Hace muchos, muchos pero muchos años existía una niña con el cabello castaño, liso y muy largo, de unos 12 años, que se propuso un trato consigo misma: ser delgada.
Ella no era lo que se puede decir gorda, tampoco le sobraban una barbaridad de quilos, no os creáis, simplemente estaba creciendo y dejó de gustarle su cuerpo.
Pero lo que esa niña no sabía era que no era solo eso lo que tanto le molestaba, ni mucho menos, detrás de todo estaba el fondo de porqué quería ser delgada, qué quería conseguir con eso.
Y se puso manos a la obra. Ese día no comió nada. "Así, así sería fácil deshacerse de esa grasa" (innexistente), se dijo. Y a decir verdad, no le costó mucho.

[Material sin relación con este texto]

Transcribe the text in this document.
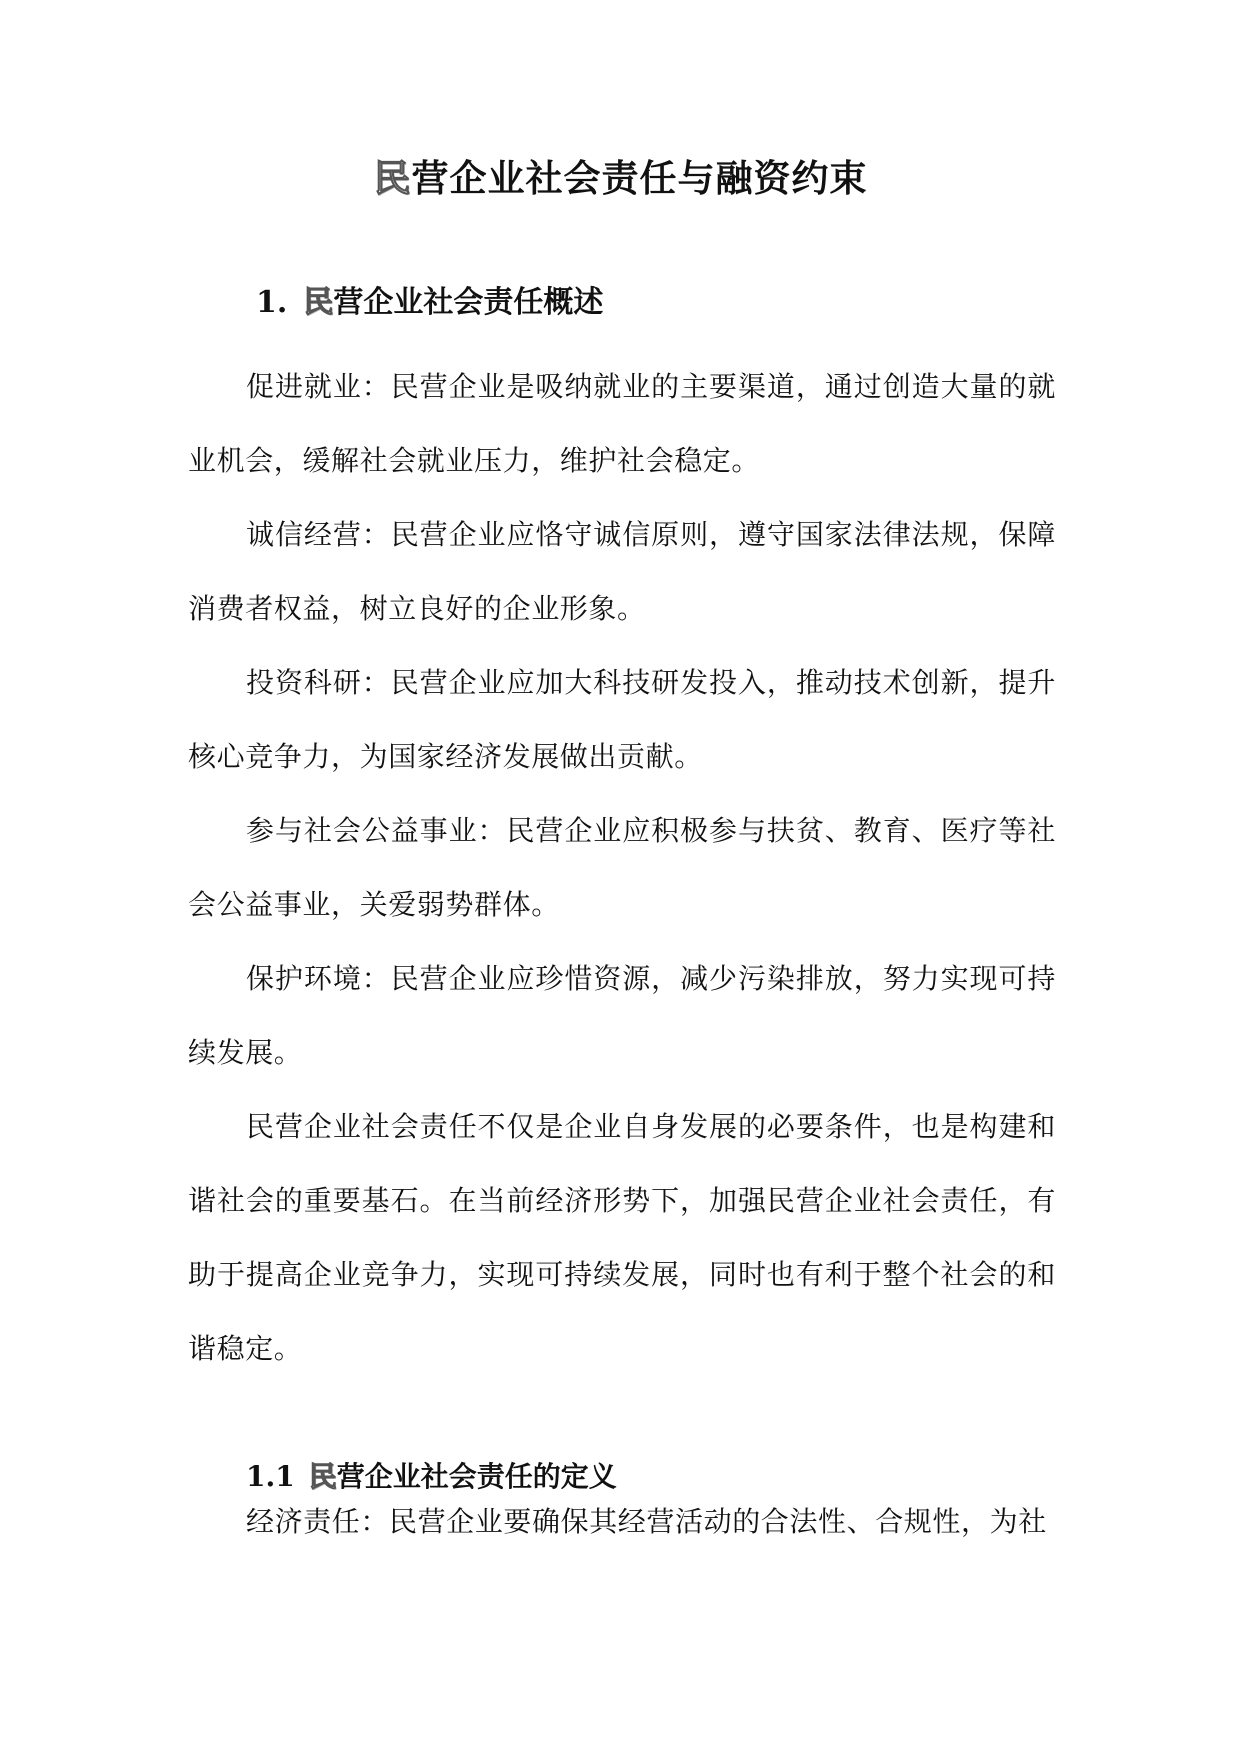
民营企业社会责任与融资约束
1. 民营企业社会责任概述

促进就业：民营企业是吸纳就业的主要渠道，通过创造大量的就业机会，缓解社会就业压力，维护社会稳定。

诚信经营：民营企业应恪守诚信原则，遵守国家法律法规，保障消费者权益，树立良好的企业形象。

投资科研：民营企业应加大科技研发投入，推动技术创新，提升核心竞争力，为国家经济发展做出贡献。

参与社会公益事业：民营企业应积极参与扶贫、教育、医疗等社会公益事业，关爱弱势群体。

保护环境：民营企业应珍惜资源，减少污染排放，努力实现可持续发展。

民营企业社会责任不仅是企业自身发展的必要条件，也是构建和谐社会的重要基石。在当前经济形势下，加强民营企业社会责任，有助于提高企业竞争力，实现可持续发展，同时也有利于整个社会的和谐稳定。

1.1 民营企业社会责任的定义

经济责任：民营企业要确保其经营活动的合法性、合规性，为社
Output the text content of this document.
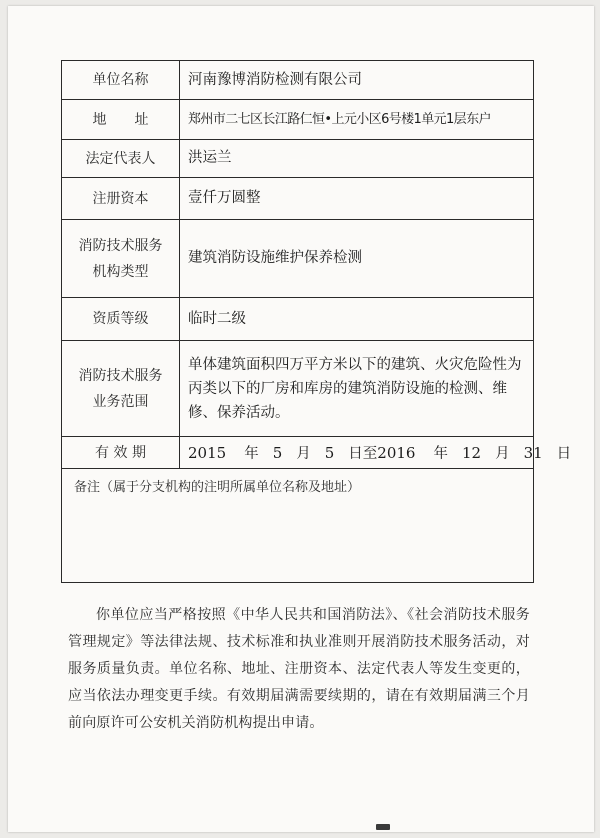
单位名称	河南豫博消防检测有限公司
地　　址	郑州市二七区长江路仁恒•上元小区6号楼1单元1层东户
法定代表人	洪运兰
注册资本	壹仟万圆整

消防技术服务
机构类型	建筑消防设施维护保养检测
资质等级	临时二级

消防技术服务
业务范围	单体建筑面积四万平方米以下的建筑、火灾危险性为丙类以下的厂房和库房的建筑消防设施的检测、维修、保养活动。
有 效 期	2015 年 5 月 5 日至2016 年 12 月 31 日
备注（属于分支机构的注明所属单位名称及地址）	

你单位应当严格按照《中华人民共和国消防法》、《社会消防技术服务管理规定》等法律法规、技术标准和执业准则开展消防技术服务活动，对服务质量负责。单位名称、地址、注册资本、法定代表人等发生变更的，应当依法办理变更手续。有效期届满需要续期的，请在有效期届满三个月前向原许可公安机关消防机构提出申请。
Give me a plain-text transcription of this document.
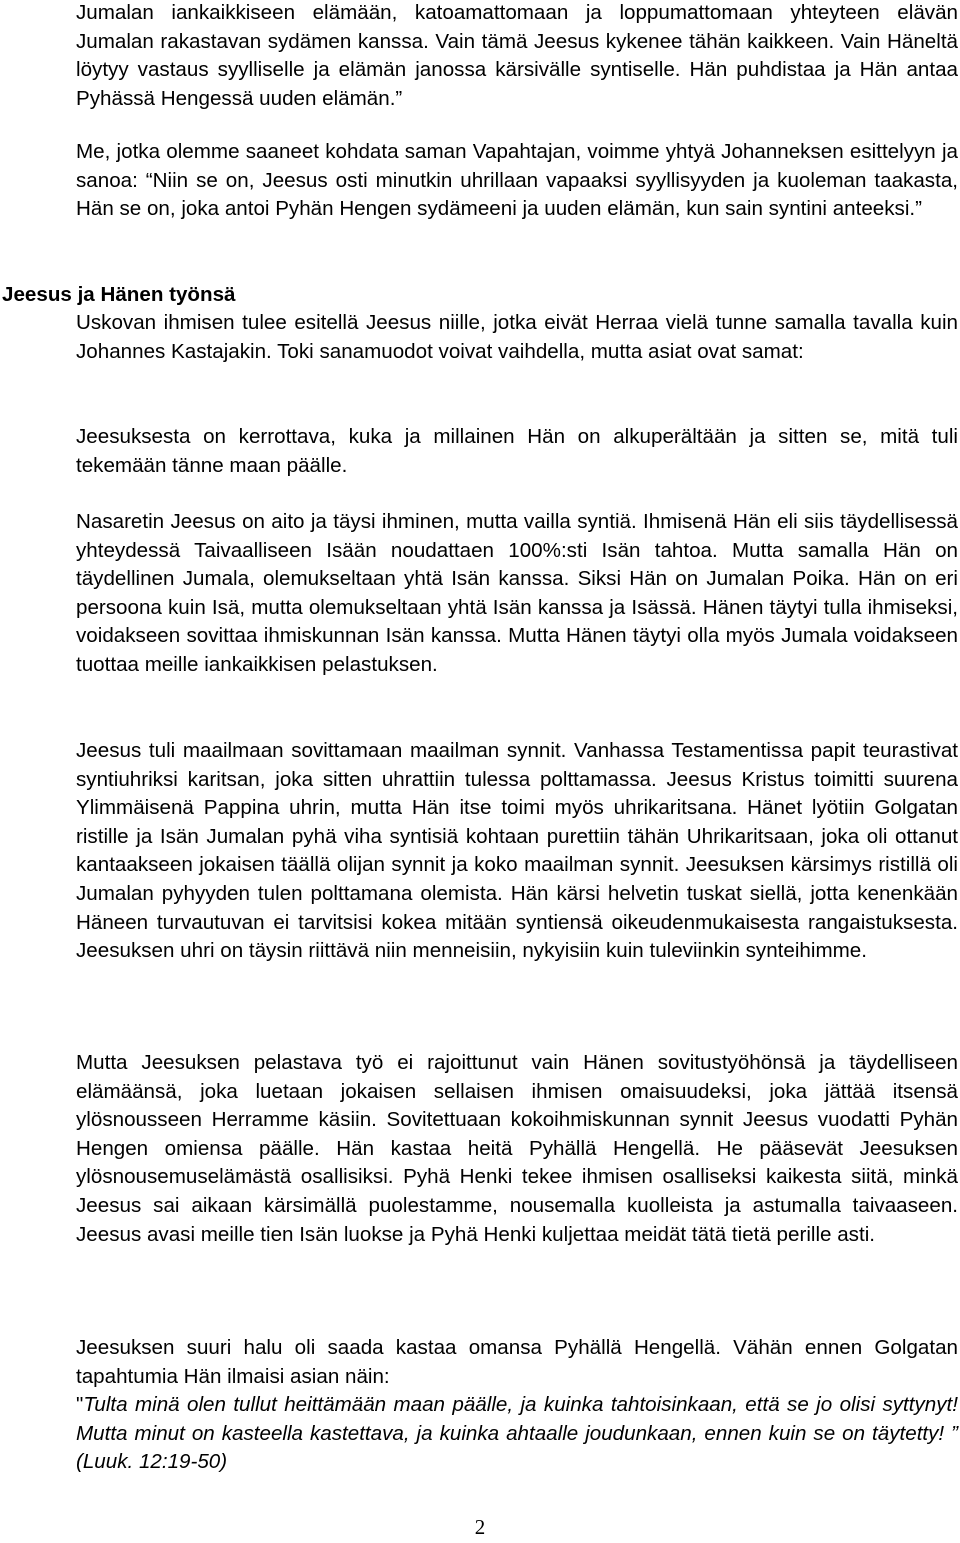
Jumalan iankaikkiseen elämään, katoamattomaan ja loppumattomaan yhteyteen elävän Jumalan rakastavan sydämen kanssa. Vain tämä Jeesus kykenee tähän kaikkeen. Vain Häneltä löytyy vastaus syylliselle ja elämän janossa kärsivälle syntiselle. Hän puhdistaa ja Hän antaa Pyhässä Hengessä uuden elämän.”

Me, jotka olemme saaneet kohdata saman Vapahtajan, voimme yhtyä Johanneksen esittelyyn ja sanoa: “Niin se on, Jeesus osti minutkin uhrillaan vapaaksi syyllisyyden ja kuoleman taakasta, Hän se on, joka antoi Pyhän Hengen sydämeeni ja uuden elämän, kun sain syntini anteeksi.”

Jeesus ja Hänen työnsä

Uskovan ihmisen tulee esitellä Jeesus niille, jotka eivät Herraa vielä tunne samalla tavalla kuin Johannes Kastajakin. Toki sanamuodot voivat vaihdella, mutta asiat ovat samat:

Jeesuksesta on kerrottava, kuka ja millainen Hän on alkuperältään ja sitten se, mitä tuli tekemään tänne maan päälle.

Nasaretin Jeesus on aito ja täysi ihminen, mutta vailla syntiä. Ihmisenä Hän eli siis täydellisessä yhteydessä Taivaalliseen Isään noudattaen 100%:sti Isän tahtoa. Mutta samalla Hän on täydellinen Jumala, olemukseltaan yhtä Isän kanssa. Siksi Hän on Jumalan Poika. Hän on eri persoona kuin Isä, mutta olemukseltaan yhtä Isän kanssa ja Isässä. Hänen täytyi tulla ihmiseksi, voidakseen sovittaa ihmiskunnan Isän kanssa. Mutta Hänen täytyi olla myös Jumala voidakseen tuottaa meille iankaikkisen pelastuksen.

Jeesus tuli maailmaan sovittamaan maailman synnit. Vanhassa Testamentissa papit teurastivat syntiuhriksi karitsan, joka sitten uhrattiin tulessa polttamassa. Jeesus Kristus toimitti suurena Ylimmäisenä Pappina uhrin, mutta Hän itse toimi myös uhrikaritsana. Hänet lyötiin Golgatan ristille ja Isän Jumalan pyhä viha syntisiä kohtaan purettiin tähän Uhrikaritsaan, joka oli ottanut kantaakseen jokaisen täällä olijan synnit ja koko maailman synnit. Jeesuksen kärsimys ristillä oli Jumalan pyhyyden tulen polttamana olemista. Hän kärsi helvetin tuskat siellä, jotta kenenkään Häneen turvautuvan ei tarvitsisi kokea mitään syntiensä oikeudenmukaisesta rangaistuksesta. Jeesuksen uhri on täysin riittävä niin menneisiin, nykyisiin kuin tuleviinkin synteihimme.

Mutta Jeesuksen pelastava työ ei rajoittunut vain Hänen sovitustyöhönsä ja täydelliseen elämäänsä, joka luetaan jokaisen sellaisen ihmisen omaisuudeksi, joka jättää itsensä ylösnousseen Herramme käsiin. Sovitettuaan kokoihmiskunnan synnit Jeesus vuodatti Pyhän Hengen omiensa päälle. Hän kastaa heitä Pyhällä Hengellä. He pääsevät Jeesuksen ylösnousemuselämästä osallisiksi. Pyhä Henki tekee ihmisen osalliseksi kaikesta siitä, minkä Jeesus sai aikaan kärsimällä puolestamme, nousemalla kuolleista ja astumalla taivaaseen. Jeesus avasi meille tien Isän luokse ja Pyhä Henki kuljettaa meidät tätä tietä perille asti.

Jeesuksen suuri halu oli saada kastaa omansa Pyhällä Hengellä. Vähän ennen Golgatan tapahtumia Hän ilmaisi asian näin:

"Tulta minä olen tullut heittämään maan päälle, ja kuinka tahtoisinkaan, että se jo olisi syttynyt! Mutta minut on kasteella kastettava, ja kuinka ahtaalle joudunkaan, ennen kuin se on täytetty! ” (Luuk. 12:19-50)

2
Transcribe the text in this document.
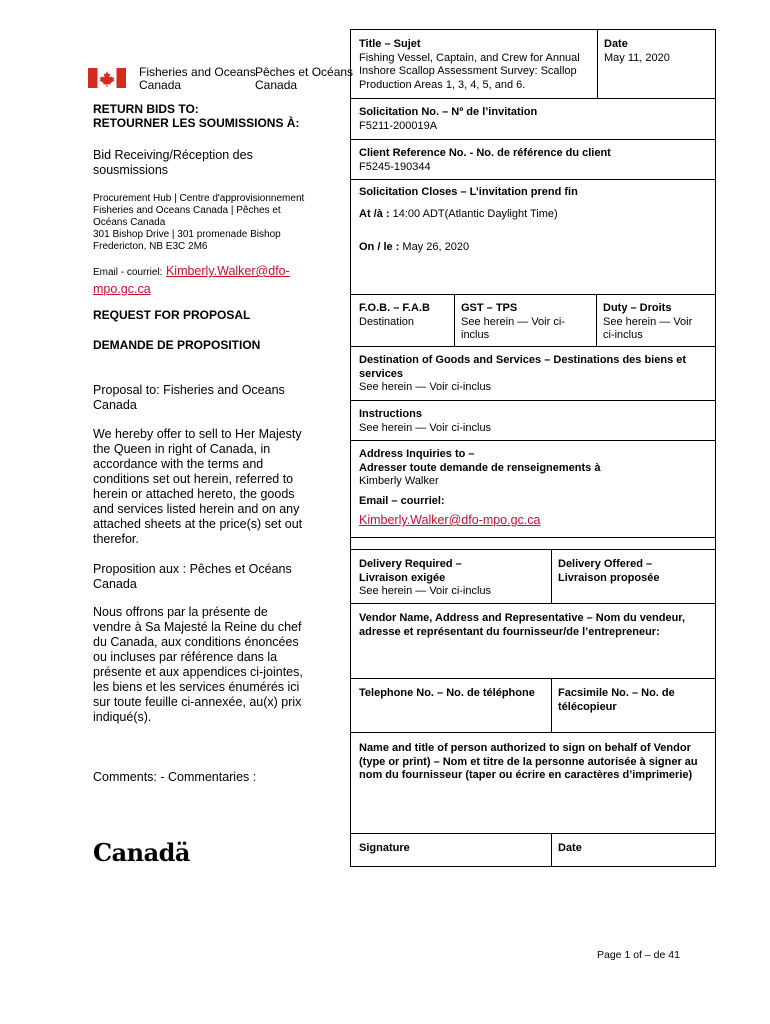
Fisheries and Oceans
Canada
Pêches et Océans
Canada
RETURN BIDS TO:
RETOURNER LES SOUMISSIONS À:
Bid Receiving/Réception des
sousmissions
Procurement Hub | Centre d'approvisionnement
Fisheries and Oceans Canada | Pêches et
Océans Canada
301 Bishop Drive | 301 promenade Bishop
Fredericton, NB E3C 2M6
Email - courriel: Kimberly.Walker@dfo-
mpo.gc.ca
REQUEST FOR PROPOSAL
DEMANDE DE PROPOSITION
Proposal to: Fisheries and Oceans
Canada
We hereby offer to sell to Her Majesty the Queen in right of Canada, in accordance with the terms and conditions set out herein, referred to herein or attached hereto, the goods and services listed herein and on any attached sheets at the price(s) set out therefor.
Proposition aux : Pêches et Océans
Canada
Nous offrons par la présente de vendre à Sa Majesté la Reine du chef du Canada, aux conditions énoncées ou incluses par référence dans la présente et aux appendices ci-jointes, les biens et les services énumérés ici sur toute feuille ci-annexée, au(x) prix indiqué(s).
Comments: - Commentaries :
Canadä
Title – Sujet
Fishing Vessel, Captain, and Crew for Annual
Inshore Scallop Assessment Survey: Scallop
Production Areas 1, 3, 4, 5, and 6.
Date
May 11, 2020
Solicitation No. – Nº de l’invitation
F5211-200019A
Client Reference No. - No. de référence du client
F5245-190344
Solicitation Closes – L’invitation prend fin
At /à : 14:00 ADT(Atlantic Daylight Time)
On / le : May 26, 2020
F.O.B. – F.A.B
Destination
GST – TPS
See herein — Voir ci-
inclus
Duty – Droits
See herein — Voir
ci-inclus
Destination of Goods and Services – Destinations des biens et
services
See herein — Voir ci-inclus
Instructions
See herein — Voir ci-inclus
Address Inquiries to –
Adresser toute demande de renseignements à
Kimberly Walker
Email – courriel:
Kimberly.Walker@dfo-mpo.gc.ca
Delivery Required –
Livraison exigée
See herein — Voir ci-inclus
Delivery Offered –
Livraison proposée
Vendor Name, Address and Representative – Nom du vendeur,
adresse et représentant du fournisseur/de l’entrepreneur:
Telephone No. – No. de téléphone	Facsimile No. – No. de
télécopieur
Name and title of person authorized to sign on behalf of Vendor
(type or print) – Nom et titre de la personne autorisée à signer au
nom du fournisseur (taper ou écrire en caractères d’imprimerie)
Signature	Date
Page 1 of – de 41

Pasó un día, otro y, al tercero, se desmayó en medio de una clase. Tuvo una bajada de azúcar (es que no os he dicho que esta niña tenía diabetes) y perdió la consciencia.
Fueron pasando los días. Y como no veía muchos resultados. Las hipoglucemias la dejaban exausta y tenía que comer, o lo hacía, o la obligaban, no había escapatoria. Empezó a hacer ejercicio, tanto y tan fuerte que estaba todo el día pensando en sacar un poco de tiempo y hacer unas cuántas abdominales. Los primeros días le dolía todo el cuerpo, pero luego se acostumbró.
Y los desmayos cada vez eran más seguidos.
Un día, la niña estaba leyendo una revista y encontró un artículo que le pareció un tanto familiar. "¿Vomitar después de comer para adelgazar?, parece buena idea, porque tengo un hambre..." pensó.
Y así lo hizo...
Eran las 16.30, más o menos. Ni sus hermanas ni sus padres estaban en casa. Y tenía un hambre atroz después de una hipoglucemia y haber comido apenas un plato de arroz blanco.